Vestía el hombre un ambo blanco, impecable y lucía sus zapatos blancos de punta fina caminando con la impostura que lo hacen los hombres que participan de un desfile de ropa masculina. Pendulaba su cadera de un lado al otro con exagerada intencionalidad. Sus rígidos glúteos formados en interminables ejercicios de cuclillas cargando peso sobre las espaldas, mostraban esa forma redonda y atrevida que los dos matones que le cerraban el paso no podían dejar de seguir con su mirada. Había adquirido, tal vez sin proponérselo, la apariencia de un hombre amanerado.
Su rostro se hizo blanco, casi resplandeciente, y la mortecina luz de los tubos fluorescentes del pasillo principal del hospital lo hacían demasiado pulcro, arrastrando tras de sí un halo que nadie podía asociar a lo angelical, pero que se hacía cada vez más evidente a medida que avanzaba hacia Guadalupe. Era como una estela que pasaba entre medio de los dos hombres que cerraban la marcha y que no podían quitar la vista del trasero del fulano, y que se disolvía en las penumbras del amplio hall de entrada.

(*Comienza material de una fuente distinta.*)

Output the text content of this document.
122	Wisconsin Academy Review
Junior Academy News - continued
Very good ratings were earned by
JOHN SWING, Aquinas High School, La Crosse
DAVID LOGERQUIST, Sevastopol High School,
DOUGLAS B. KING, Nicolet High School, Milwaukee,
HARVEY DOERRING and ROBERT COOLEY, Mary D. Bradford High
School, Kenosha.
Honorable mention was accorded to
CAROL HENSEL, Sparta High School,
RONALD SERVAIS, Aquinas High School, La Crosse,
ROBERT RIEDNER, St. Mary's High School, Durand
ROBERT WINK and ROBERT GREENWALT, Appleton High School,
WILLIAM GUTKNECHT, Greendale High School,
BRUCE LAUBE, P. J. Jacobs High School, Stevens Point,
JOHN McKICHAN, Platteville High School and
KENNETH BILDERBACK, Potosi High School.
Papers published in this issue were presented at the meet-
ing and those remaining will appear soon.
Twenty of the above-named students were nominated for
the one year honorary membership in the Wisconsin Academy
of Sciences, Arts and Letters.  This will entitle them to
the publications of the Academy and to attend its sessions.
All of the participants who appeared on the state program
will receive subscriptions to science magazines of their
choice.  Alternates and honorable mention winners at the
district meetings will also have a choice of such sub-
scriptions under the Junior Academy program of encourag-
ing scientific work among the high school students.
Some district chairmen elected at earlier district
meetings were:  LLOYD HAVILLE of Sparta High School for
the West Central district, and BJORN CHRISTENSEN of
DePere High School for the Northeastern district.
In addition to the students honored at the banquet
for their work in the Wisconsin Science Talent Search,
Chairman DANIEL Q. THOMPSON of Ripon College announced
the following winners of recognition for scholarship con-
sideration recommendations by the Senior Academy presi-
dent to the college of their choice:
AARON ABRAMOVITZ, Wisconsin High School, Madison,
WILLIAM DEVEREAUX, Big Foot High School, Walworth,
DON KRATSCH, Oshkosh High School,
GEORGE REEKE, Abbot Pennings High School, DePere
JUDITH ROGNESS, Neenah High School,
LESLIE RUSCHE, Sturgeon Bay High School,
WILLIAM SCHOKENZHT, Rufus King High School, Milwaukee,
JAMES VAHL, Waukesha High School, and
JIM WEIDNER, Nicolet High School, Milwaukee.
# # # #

Llevaba el cabello peinado a la gomina, como si le hubieran untado con aceites la cabeza. Mostraba un fino y cuidado bigote que estiraba un tajito rubio nacarado bajo la nariz recta.
Sus ojos claros, pero sin ser celestes, disparaban unas centellas pequeñas algo azuladas, que distraían al observador que intentaba fijar su mirada en aquel rostro aniñado. De altura importante, denunciaba entonces una forma atlética en su contextura, que iba desde unas piernas bien formadas y articuladas a una ajustada cadera no muy grande, que a su vez se proyectaba rectilínea a través de una armoniosa columna vertebral, hasta su amplia espalda musculada. Un cuello mediano, ladeado por dos gruesas arterias latentes, y una voluminosa nuez de adán que parecía exagerada para esa masculinidad adornada con un sesgo andrógino indisimulable.
Los matones que lo rodeaban, caminaban tal lo hacen las monjas de clausura, que aprietan la ingle como si fueran a orinarse por el camino. Marchaban por encima de sus propias sombras que pugnaban por escapar a ese estropicio. Sombras un tanto espesas porque la oscuridad en esos casos adquiere una densidad diferente a la sombra del hombre común. Parecían no levantar los pies del piso, los arrastraban, y sonaba a arena puliendo los baldosines para horadarle la capita de esmalte rojo con que habían sido cocidas para impermeabilizarlas.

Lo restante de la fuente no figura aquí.